Calvin Young III, Democratic Candidate for Mayor

 In an effort to educate voters, we will be posting responses to our candidate questionnaire. Questionnaires were emailed to each candidate running for City Council, President of City Council, and Mayor. Candidates have until March 4th to submit. We are publishing results in the order they are received. 

How frequently do you use a mode of transportation other than your car to navigate the city? Based on your experience, where should the city prioritize resources for transportation?

CYIII: I usually walk to where I need to go, but sometimes I rely on an automobile to get from place to place. Baltimore has largely focused its resources on road improvements for automobiles. As someone who usually walks, this over-emphasis on auto transit can create hazardous situations for pedestrians and bicyclist alike. The City should prioritize its resources on quick fixes that improve safety, such as adding flexible posts, making sidewalks and entry ways ADA accessible and doing more to educate the public on the responsibility of between drivers and pedestrians and drivers and bicyclist. A transportation system that more easily moves people and commerce will result in a more economically and culturally vibrant metropolis.

What role do you believe biking and walking improvements can play in creating a safer, healthier, more livable Baltimore?

CYIII: Biking and walking both provide great exercise and are pollution free. The more people who are encouraged to walk and bike the less congestion there will be, and the healthier residents will be.

Are you supportive of the city’s plan to implement bike share in 2016? If so, what do you believe to be the critical components of success?

CYIII: I am in full support of the City's plan to implement a bike share program. In order to have a successful bike share program we must be mindful of: 1. station density, i.e. define the average spacing, and place a station within walking distance, 2. define the number of bikes per residents, 3. have quality bikes that are regularly maintained, and 4. have easy to use stations. A bike share program in Baltimore is something I am committed to, and I will work closely with community members to learn about what they want out of a bike share program.

Recent audits have discovered that the Department of Transportation struggles to measure key performance indicators. The city’s procurement and project management processes have also faced scrutiny. This has led to significant delays of key improvements to bicycle infrastructure in Baltimore. How will you work to improve performance and accountability of city agencies like the Department of Transportation under your leadership?

CYIII: Prudent use of city funds is must be the goal of every agency, including the Department of Transportation. Unfortunately, so little is known about the DOT's procurement and project management process. As mayor, I will work with the City Council to both ensure accountability and robust oversight of DOT.

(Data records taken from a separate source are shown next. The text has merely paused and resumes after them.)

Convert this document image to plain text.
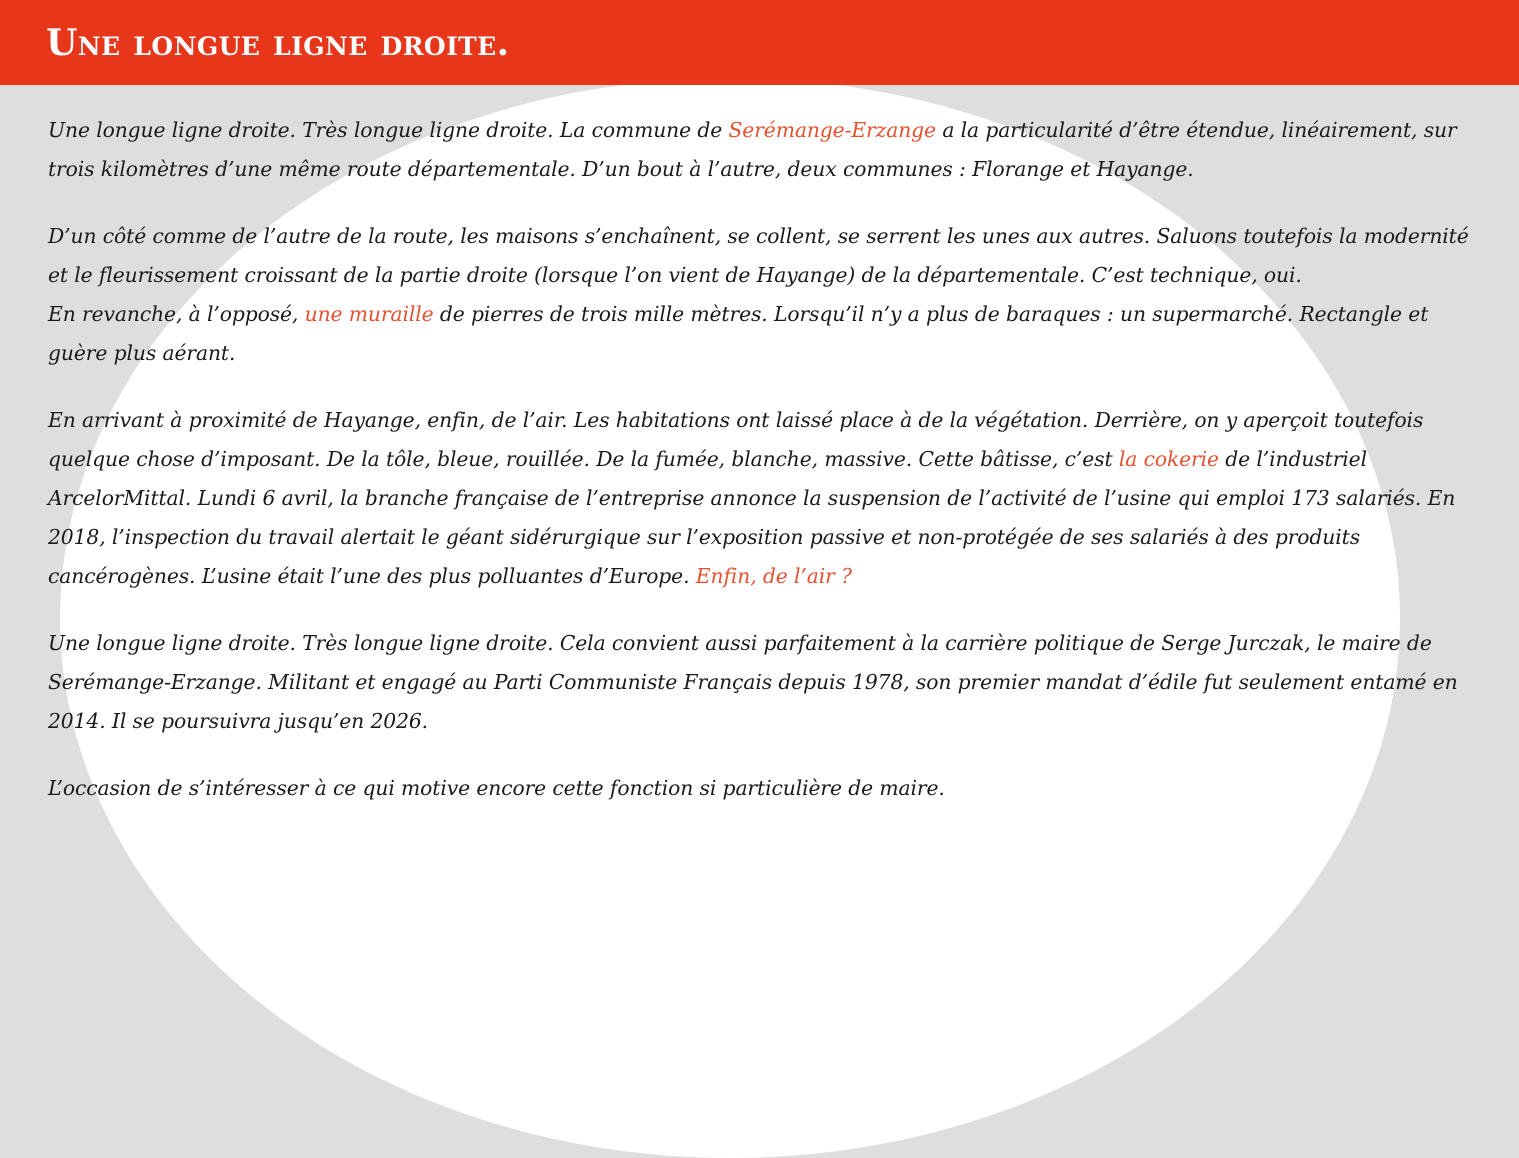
Une longue ligne droite.

Une longue ligne droite. Très longue ligne droite. La commune de Serémange-Erzange a la particularité d’être étendue, linéairement, sur trois kilomètres d’une même route départementale. D’un bout à l’autre, deux communes : Florange et Hayange.

D’un côté comme de l’autre de la route, les maisons s’enchaînent, se collent, se serrent les unes aux autres. Saluons toutefois la modernité et le fleurissement croissant de la partie droite (lorsque l’on vient de Hayange) de la départementale. C’est technique, oui.
En revanche, à l’opposé, une muraille de pierres de trois mille mètres. Lorsqu’il n’y a plus de baraques : un supermarché. Rectangle et guère plus aérant.

En arrivant à proximité de Hayange, enfin, de l’air. Les habitations ont laissé place à de la végétation. Derrière, on y aperçoit toutefois quelque chose d’imposant. De la tôle, bleue, rouillée. De la fumée, blanche, massive. Cette bâtisse, c’est la cokerie de l’industriel ArcelorMittal. Lundi 6 avril, la branche française de l’entreprise annonce la suspension de l’activité de l’usine qui emploi 173 salariés. En 2018, l’inspection du travail alertait le géant sidérurgique sur l’exposition passive et non-protégée de ses salariés à des produits cancérogènes. L’usine était l’une des plus polluantes d’Europe. Enfin, de l’air ?

Une longue ligne droite. Très longue ligne droite. Cela convient aussi parfaitement à la carrière politique de Serge Jurczak, le maire de Serémange-Erzange. Militant et engagé au Parti Communiste Français depuis 1978, son premier mandat d’édile fut seulement entamé en 2014. Il se poursuivra jusqu’en 2026.

L’occasion de s’intéresser à ce qui motive encore cette fonction si particulière de maire.
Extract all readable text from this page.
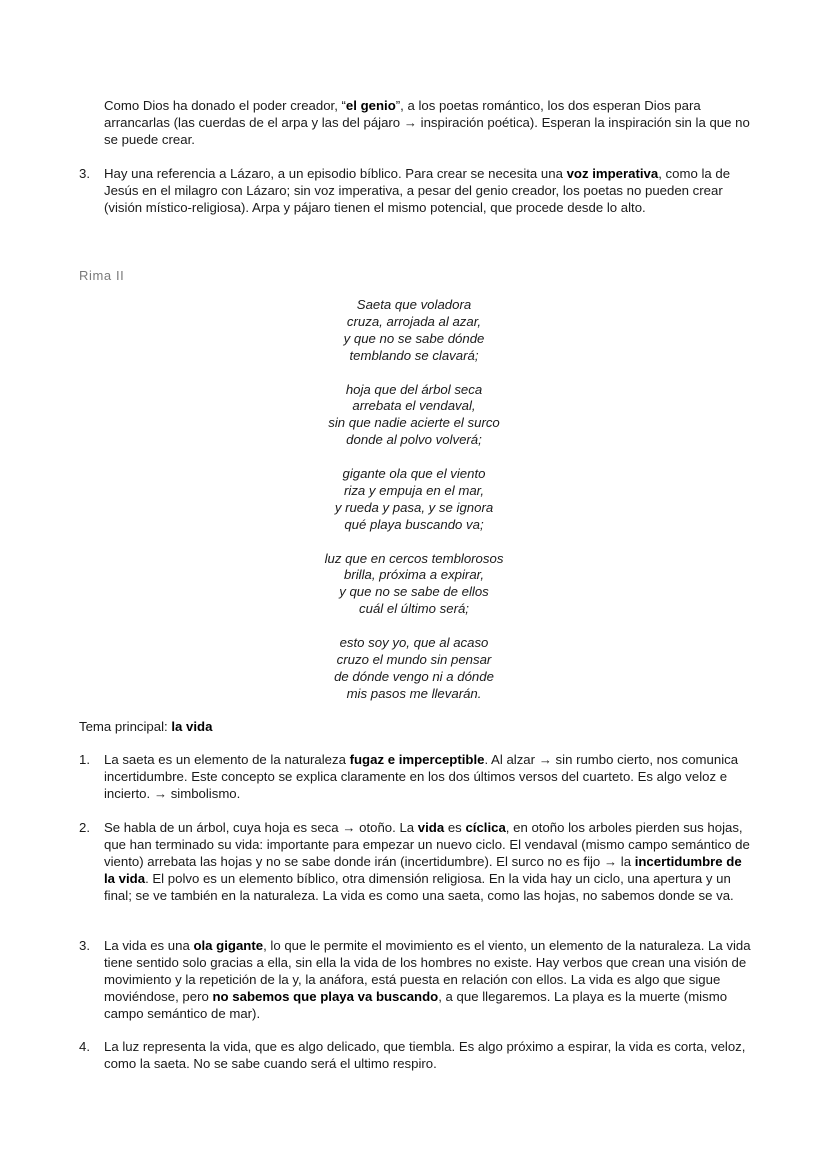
Como Dios ha donado el poder creador, “el genio”, a los poetas romántico, los dos esperan Dios para arrancarlas (las cuerdas de el arpa y las del pájaro → inspiración poética). Esperan la inspiración sin la que no se puede crear.

3. Hay una referencia a Lázaro, a un episodio bíblico. Para crear se necesita una voz imperativa, como la de Jesús en el milagro con Lázaro; sin voz imperativa, a pesar del genio creador, los poetas no pueden crear (visión místico-religiosa). Arpa y pájaro tienen el mismo potencial, que procede desde lo alto.

Rima II

Saeta que voladora
cruza, arrojada al azar,
y que no se sabe dónde
temblando se clavará;
hoja que del árbol seca
arrebata el vendaval,
sin que nadie acierte el surco
donde al polvo volverá;
gigante ola que el viento
riza y empuja en el mar,
y rueda y pasa, y se ignora
qué playa buscando va;
luz que en cercos temblorosos
brilla, próxima a expirar,
y que no se sabe de ellos
cuál el último será;
esto soy yo, que al acaso
cruzo el mundo sin pensar
de dónde vengo ni a dónde
mis pasos me llevarán.

Tema principal: la vida

1. La saeta es un elemento de la naturaleza fugaz e imperceptible. Al alzar → sin rumbo cierto, nos comunica incertidumbre. Este concepto se explica claramente en los dos últimos versos del cuarteto. Es algo veloz e incierto. → simbolismo.

2. Se habla de un árbol, cuya hoja es seca → otoño. La vida es cíclica, en otoño los arboles pierden sus hojas, que han terminado su vida: importante para empezar un nuevo ciclo. El vendaval (mismo campo semántico de viento) arrebata las hojas y no se sabe donde irán (incertidumbre). El surco no es fijo → la incertidumbre de la vida. El polvo es un elemento bíblico, otra dimensión religiosa. En la vida hay un ciclo, una apertura y un final; se ve también en la naturaleza. La vida es como una saeta, como las hojas, no sabemos donde se va.

3. La vida es una ola gigante, lo que le permite el movimiento es el viento, un elemento de la naturaleza. La vida tiene sentido solo gracias a ella, sin ella la vida de los hombres no existe. Hay verbos que crean una visión de movimiento y la repetición de la y, la anáfora, está puesta en relación con ellos. La vida es algo que sigue moviéndose, pero no sabemos que playa va buscando, a que llegaremos. La playa es la muerte (mismo campo semántico de mar).

4. La luz representa la vida, que es algo delicado, que tiembla. Es algo próximo a espirar, la vida es corta, veloz, como la saeta. No se sabe cuando será el ultimo respiro.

What impact do you see increasing rates of biking and walking in Baltimore having on the public health and safety of our residents? In what ways will your administration invest in the creation of safe places to encourage more people to engage in physical activity?

CYIII: Increasing the rate of sustainable transportation will improve public health for our residents. My administration will focus on making sure that transportation plans and investments account for all modes of travel - this includes increase funding and making sure that city dollars are used more efficiently.

A recent study by Harvard economists found that the single strongest factor affecting the odds of a child escaping poverty is not the test scores of his or her local schools or the crime in the community; it is the percent of workers in his or her neighborhood who have long commutes. How do you plan to improve transportation options and commute times for our most vulnerable residents?

CYIII: While residents are largely vehicle-dependent, those who do not have a vehicle are individuals who can't afford one. These are the individuals who are largely dependent on bus service, so making improvements to bus service is essential to reducing commute times.

Often road redesigns that improve the safety for people on bikes or people walking do so in a way that removes priority for single occupancy vehicles. This can look like removing lanes for travel or decreasing available street parking. Can you describe how you would manage public expectations during project implementation, and handle any backlash from constituents that don’t share in the City’s vision for complete streets?

CYIII: Change takes getting used to. The goal is not to change for the sake of changing, or for replacing. Changes to infrastructure represent change, and can feel like a threat to what many know to be the way this city has felt and operated for the past couple generations. We can't ignore that, and we have to engage all people in the process of change. However there is a growing group of residents who want a more sustainable city - me included. In order to get to a more sustainable, and more people and future-friendly place, we have to invest in the infrastructure and transportation modes that get us there. Seeking understanding, being equitable, and being open minded should always be priorities in conversations about how our City evolves.

What other information about your candidacy would you like to share with our members?

CYII: I am running for Mayor because our City is in state of emergency, and needs bold and fresh leadership to get us out of the mess career politicians have created. There are so many aspects of our local government that have failed our residents, including transportation services. We must elect a Mayor who understands that we all benefit from a transportation system that can move people and commerce in a sustainable way.